BASEL, Switzerland -- When Kevin Herbert has a particularly intractable programming problem, or finds himself pondering a big career decision, he deploys a powerful mind expanding tool -- LSD-25.
"It must be changing something about the internal communication in my brain. Whatever my inner process is that lets me solve problems, it works differently, or maybe different parts of my brain are used, " said Herbert, 42, an early employee of Cisco Systems who says he solved his toughest technical problems while tripping to drum solos by the Grateful Dead -- who were among the many artists inspired by LSD.
"When I'm on LSD and hearing something that's pure rhythm, it takes me to another world and into anther brain state where I've stopped thinking and started knowing," said Herbert who intervened to ban drug testing of technologists at Cisco Systems.

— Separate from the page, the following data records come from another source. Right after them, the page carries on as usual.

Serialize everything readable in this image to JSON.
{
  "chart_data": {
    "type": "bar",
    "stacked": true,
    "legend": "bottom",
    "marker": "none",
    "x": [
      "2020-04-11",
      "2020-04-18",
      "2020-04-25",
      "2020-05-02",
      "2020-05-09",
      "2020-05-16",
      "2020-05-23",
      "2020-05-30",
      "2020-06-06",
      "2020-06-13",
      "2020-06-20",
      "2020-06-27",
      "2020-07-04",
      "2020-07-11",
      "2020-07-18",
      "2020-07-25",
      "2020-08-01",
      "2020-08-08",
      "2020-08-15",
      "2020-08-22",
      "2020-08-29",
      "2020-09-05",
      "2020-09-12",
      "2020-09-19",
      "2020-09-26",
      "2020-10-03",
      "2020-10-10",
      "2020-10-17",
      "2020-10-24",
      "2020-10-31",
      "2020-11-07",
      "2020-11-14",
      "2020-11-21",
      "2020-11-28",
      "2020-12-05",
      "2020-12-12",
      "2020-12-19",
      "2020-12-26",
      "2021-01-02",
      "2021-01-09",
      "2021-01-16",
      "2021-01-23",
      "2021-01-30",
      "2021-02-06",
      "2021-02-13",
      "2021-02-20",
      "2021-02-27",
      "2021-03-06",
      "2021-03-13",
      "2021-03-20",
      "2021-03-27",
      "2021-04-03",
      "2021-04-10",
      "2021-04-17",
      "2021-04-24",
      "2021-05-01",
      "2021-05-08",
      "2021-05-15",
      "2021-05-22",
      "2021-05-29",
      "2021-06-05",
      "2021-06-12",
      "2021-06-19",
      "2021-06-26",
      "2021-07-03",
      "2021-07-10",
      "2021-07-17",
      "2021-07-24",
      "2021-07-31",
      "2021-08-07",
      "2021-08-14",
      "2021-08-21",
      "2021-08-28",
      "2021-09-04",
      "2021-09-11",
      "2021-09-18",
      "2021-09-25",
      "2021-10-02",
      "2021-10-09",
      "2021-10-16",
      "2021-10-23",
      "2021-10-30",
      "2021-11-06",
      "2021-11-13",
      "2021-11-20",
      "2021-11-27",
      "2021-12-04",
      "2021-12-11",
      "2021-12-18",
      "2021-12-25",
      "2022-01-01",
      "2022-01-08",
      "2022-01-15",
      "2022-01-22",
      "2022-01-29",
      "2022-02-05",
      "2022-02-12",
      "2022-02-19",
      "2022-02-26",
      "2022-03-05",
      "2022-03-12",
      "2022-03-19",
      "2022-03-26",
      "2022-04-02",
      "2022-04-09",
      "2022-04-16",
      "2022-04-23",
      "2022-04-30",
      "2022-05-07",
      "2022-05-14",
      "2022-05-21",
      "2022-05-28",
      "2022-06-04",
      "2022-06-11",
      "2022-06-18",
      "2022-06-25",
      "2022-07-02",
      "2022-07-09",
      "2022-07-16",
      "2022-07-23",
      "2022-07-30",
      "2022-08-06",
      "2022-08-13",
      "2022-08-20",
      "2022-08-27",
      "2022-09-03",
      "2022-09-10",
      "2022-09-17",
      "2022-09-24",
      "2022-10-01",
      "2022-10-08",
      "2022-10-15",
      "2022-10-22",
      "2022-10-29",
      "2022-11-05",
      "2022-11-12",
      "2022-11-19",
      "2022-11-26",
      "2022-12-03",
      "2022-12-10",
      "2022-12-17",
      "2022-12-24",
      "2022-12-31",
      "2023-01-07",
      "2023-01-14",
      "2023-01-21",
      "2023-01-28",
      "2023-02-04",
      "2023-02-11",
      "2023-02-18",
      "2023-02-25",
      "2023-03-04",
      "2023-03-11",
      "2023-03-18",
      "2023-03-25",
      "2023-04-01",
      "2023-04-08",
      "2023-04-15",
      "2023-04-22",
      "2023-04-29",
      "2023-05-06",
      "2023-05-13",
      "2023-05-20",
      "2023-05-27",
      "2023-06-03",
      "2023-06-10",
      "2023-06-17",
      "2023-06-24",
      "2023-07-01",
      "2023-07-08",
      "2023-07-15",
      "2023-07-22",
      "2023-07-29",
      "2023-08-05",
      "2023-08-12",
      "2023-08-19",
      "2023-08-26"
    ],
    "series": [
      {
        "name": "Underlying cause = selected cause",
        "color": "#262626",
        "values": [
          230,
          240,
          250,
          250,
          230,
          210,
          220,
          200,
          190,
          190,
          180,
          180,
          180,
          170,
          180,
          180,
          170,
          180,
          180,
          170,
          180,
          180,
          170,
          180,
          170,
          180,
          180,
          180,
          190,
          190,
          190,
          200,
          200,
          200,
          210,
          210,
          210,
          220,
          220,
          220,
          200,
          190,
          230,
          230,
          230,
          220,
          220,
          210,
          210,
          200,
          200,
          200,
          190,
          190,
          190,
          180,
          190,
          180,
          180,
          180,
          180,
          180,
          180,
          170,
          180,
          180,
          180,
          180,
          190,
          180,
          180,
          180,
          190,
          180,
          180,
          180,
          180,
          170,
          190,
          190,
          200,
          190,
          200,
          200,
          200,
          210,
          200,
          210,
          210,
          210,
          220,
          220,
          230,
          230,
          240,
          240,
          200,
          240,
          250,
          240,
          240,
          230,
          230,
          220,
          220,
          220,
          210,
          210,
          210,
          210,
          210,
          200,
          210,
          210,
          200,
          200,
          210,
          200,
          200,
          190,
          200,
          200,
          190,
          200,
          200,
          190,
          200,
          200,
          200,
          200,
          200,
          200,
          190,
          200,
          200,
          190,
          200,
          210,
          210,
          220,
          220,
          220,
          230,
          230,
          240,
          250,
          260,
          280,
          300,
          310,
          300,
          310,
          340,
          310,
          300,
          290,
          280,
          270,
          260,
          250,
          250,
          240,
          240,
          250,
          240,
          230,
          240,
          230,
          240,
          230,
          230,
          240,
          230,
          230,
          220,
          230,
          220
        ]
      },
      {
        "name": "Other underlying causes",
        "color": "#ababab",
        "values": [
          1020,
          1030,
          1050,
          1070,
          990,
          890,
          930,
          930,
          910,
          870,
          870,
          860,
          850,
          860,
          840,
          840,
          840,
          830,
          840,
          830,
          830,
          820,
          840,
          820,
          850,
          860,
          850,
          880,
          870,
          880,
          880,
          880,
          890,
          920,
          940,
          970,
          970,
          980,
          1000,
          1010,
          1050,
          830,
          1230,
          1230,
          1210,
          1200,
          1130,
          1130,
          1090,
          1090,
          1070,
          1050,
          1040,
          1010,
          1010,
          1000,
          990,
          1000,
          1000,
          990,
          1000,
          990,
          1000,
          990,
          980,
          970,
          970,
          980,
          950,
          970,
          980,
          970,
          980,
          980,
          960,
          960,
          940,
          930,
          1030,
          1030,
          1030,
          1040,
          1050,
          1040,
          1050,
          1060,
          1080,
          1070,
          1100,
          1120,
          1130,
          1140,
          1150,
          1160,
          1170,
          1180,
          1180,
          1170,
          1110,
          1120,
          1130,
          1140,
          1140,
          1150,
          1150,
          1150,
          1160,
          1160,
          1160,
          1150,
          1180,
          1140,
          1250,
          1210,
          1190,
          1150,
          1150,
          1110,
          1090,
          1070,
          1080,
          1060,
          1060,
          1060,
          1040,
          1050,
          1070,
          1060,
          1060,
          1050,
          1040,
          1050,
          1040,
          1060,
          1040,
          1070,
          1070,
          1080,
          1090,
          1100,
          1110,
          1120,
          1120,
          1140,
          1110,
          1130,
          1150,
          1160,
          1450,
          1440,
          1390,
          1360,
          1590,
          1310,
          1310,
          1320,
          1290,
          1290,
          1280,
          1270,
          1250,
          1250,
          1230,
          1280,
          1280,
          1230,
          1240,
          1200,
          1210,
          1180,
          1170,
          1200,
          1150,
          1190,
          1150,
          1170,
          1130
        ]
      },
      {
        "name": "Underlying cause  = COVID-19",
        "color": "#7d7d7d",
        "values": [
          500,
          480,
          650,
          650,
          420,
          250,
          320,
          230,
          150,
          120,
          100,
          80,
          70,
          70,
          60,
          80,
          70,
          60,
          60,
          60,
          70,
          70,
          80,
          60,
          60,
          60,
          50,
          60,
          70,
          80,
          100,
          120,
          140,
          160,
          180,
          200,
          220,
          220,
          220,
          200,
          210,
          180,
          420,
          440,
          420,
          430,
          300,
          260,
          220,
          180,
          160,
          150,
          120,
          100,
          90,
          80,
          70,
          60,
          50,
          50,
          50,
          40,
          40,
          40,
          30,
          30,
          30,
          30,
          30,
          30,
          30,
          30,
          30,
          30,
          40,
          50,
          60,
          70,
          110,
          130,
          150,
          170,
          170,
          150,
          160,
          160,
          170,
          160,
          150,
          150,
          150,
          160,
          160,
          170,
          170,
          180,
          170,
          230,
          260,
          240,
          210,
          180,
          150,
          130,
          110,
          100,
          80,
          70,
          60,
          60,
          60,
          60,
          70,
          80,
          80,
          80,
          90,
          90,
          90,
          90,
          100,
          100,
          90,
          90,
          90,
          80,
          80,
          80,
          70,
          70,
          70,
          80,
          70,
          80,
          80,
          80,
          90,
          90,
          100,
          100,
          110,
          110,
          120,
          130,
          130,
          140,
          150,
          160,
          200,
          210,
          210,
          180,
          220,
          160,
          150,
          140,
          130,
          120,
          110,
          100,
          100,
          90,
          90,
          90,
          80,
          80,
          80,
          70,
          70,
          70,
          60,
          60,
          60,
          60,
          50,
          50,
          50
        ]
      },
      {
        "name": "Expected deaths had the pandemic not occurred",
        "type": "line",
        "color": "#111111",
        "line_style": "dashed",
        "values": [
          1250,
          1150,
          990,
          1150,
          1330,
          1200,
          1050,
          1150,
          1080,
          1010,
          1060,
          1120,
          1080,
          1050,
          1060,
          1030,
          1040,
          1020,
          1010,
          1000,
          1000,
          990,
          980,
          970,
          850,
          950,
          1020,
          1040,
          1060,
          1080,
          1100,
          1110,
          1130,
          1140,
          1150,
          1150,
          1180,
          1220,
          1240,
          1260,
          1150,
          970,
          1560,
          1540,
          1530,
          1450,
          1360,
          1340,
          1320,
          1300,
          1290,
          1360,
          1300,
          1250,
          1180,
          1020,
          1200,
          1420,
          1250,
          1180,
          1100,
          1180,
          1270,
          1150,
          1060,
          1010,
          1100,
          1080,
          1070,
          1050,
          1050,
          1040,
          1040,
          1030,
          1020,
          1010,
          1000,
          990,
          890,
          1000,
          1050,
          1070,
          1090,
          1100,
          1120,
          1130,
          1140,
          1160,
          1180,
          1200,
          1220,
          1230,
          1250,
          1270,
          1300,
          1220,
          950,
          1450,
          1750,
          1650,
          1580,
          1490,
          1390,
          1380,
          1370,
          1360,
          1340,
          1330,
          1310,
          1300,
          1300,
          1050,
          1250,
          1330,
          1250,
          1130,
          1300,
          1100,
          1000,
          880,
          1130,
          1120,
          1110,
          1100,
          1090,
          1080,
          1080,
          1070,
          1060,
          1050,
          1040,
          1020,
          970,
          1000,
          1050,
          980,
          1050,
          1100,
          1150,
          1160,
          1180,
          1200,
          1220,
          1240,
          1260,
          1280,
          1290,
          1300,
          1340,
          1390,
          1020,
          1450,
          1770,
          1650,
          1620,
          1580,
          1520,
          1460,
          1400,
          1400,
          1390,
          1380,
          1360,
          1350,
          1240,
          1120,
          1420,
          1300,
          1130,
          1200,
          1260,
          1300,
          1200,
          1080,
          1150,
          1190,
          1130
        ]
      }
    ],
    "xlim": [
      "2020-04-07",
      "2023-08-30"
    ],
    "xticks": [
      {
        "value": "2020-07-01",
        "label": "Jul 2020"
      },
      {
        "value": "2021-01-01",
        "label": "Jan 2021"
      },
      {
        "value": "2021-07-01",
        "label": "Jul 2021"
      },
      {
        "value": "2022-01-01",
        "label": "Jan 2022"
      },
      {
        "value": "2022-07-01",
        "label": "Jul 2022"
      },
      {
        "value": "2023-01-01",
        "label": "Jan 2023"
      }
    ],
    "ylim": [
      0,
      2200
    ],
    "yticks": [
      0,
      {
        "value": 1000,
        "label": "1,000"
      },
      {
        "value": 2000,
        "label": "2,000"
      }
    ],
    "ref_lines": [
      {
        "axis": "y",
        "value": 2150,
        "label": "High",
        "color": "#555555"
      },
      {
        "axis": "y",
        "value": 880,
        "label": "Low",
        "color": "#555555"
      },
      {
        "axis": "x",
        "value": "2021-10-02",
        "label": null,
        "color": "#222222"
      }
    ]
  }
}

Herbert, who lives in Santa Cruz, California, joined 2,000 researchers, scientists, artists and historians gathered here over the weekend to celebrate the 100th birthday of Albert Hofmann, the Swiss chemist who discovered LSD here in 1938. The centenarian received a congratulatory birthday letter from the Swiss president, roses and a spontaneous kiss from a young woman in the crowd.
In many ways, the conference, LSD: Problem Child and Wonder Drug, an International Symposium on the Occasion of the 100th Birthday of Albert Hofmann, was a scientific coming-out party for the drug Hofmann fathered.
"LSD wanted to tell me something," Hofmann told the gathering Friday. "It gave me an inner joy, an open mindedness, a gratefulness, open eyes and an internal sensitivity for the miracles of creation."
Bent with age but still eloquent, Hofmann said he hoped the symposium would encourage the renewed therapeutic and spiritual use of LSD in supervised settings.
Lysergic acid diethylamide, a derivative of lysergic acid found in the alkaloids of the ergot grain fungus, has been illegal worldwide since the mid-1960s and still generates controversy. The conference was picketed Saturday by a splinter group from Scientology opposed to drug use.
The storied history of LSD as a mind-expanding tool began five years after Hofmann discovered LSD-25, and had what he described as a "peculiar presentiment" compelling him to resynthesize the drug. Without ingesting the substance, Hofmann managed to accidentally absorb enough of the chemical to experience its effects. In a second intentional trip, Hoffman said he had a frightening experience that gave way to feelings of rebirth.
During the 1950s and 1960s, LSD was found to be a promising tool for psychiatry and psychotherapy and was studied by the CIA as a potential interrogation weapon. It was criminalized after it escaped from the lab to be widely embraced by the youth culture.
Hofmannn said millions of people have taken LSD, but some had bad reactions when they took counterfeit drugs. He would like to see a modern Eleusis, the ancient Greek site that held the rituals of Eleusinian Mysteries which took place for two millennia beginning in 1500 BC. During the LSD symposium, mythologist Carl P. Ruck and chemist Peter Webster presented their research suggesting that an ergot preparation was the active ingredient for the Kykeon beverage used during the ritual.
"When Hofmann synthesized the chemical in LSD, he stumbled upon a 4,000-year-old secret," said Ruck, author of Road to Eleusis.
In 1958, Hofmann was the first to isolate the psychoactive substances of psilocybin and psilocin from Mexican magic mushrooms (psilocybe mexicana) which were among a variety of sacred plants used around the world to invite ecstatic and spiritual experiences.
The United States Supreme Court is now considering an appeal brought by the New Mexican chapter of the Uniao do Vegetal, or UDV, which uses the outlawed ayahauska brew in its ceremonies and cites the Eleusinian Mysteries as a precedent for a psychoactive Eucharist.
At the symposium, presentations of electronic trance music and psychedelic art by painter Alex Grey encouraged meditative and spiritual reflection for participants -- especially those in altered states of consciousness.
Participants eager to describe their modern-day spiritual LSD experiences were encouraged to contribute to a library of drug experiences on the Erowid website. Earth and Fire Erowid, who operate the site, presented a sampling of comments at the symposium and documented the two to five known deaths that have been associated with LSD.
Geri Beil of Cologne, Germany, who attended the symposium, recalled his own ecstatic LSD experience on an Indian beach on New Year's day, 2000. "I was crying from happiness, so thankful to my parents that they created me," said Beil. "This experience has not disappeared; it has had a lasting effect."
Like Herbert, many scientists and engineers also report heightened states of creativity while using LSD. During a press conference on Friday, Hofmann revealed that he was told by Nobel-prize-winning chemist Kary Mullis that LSD had helped him develop the polymerase chain reaction that helps amplify specific DNA sequences.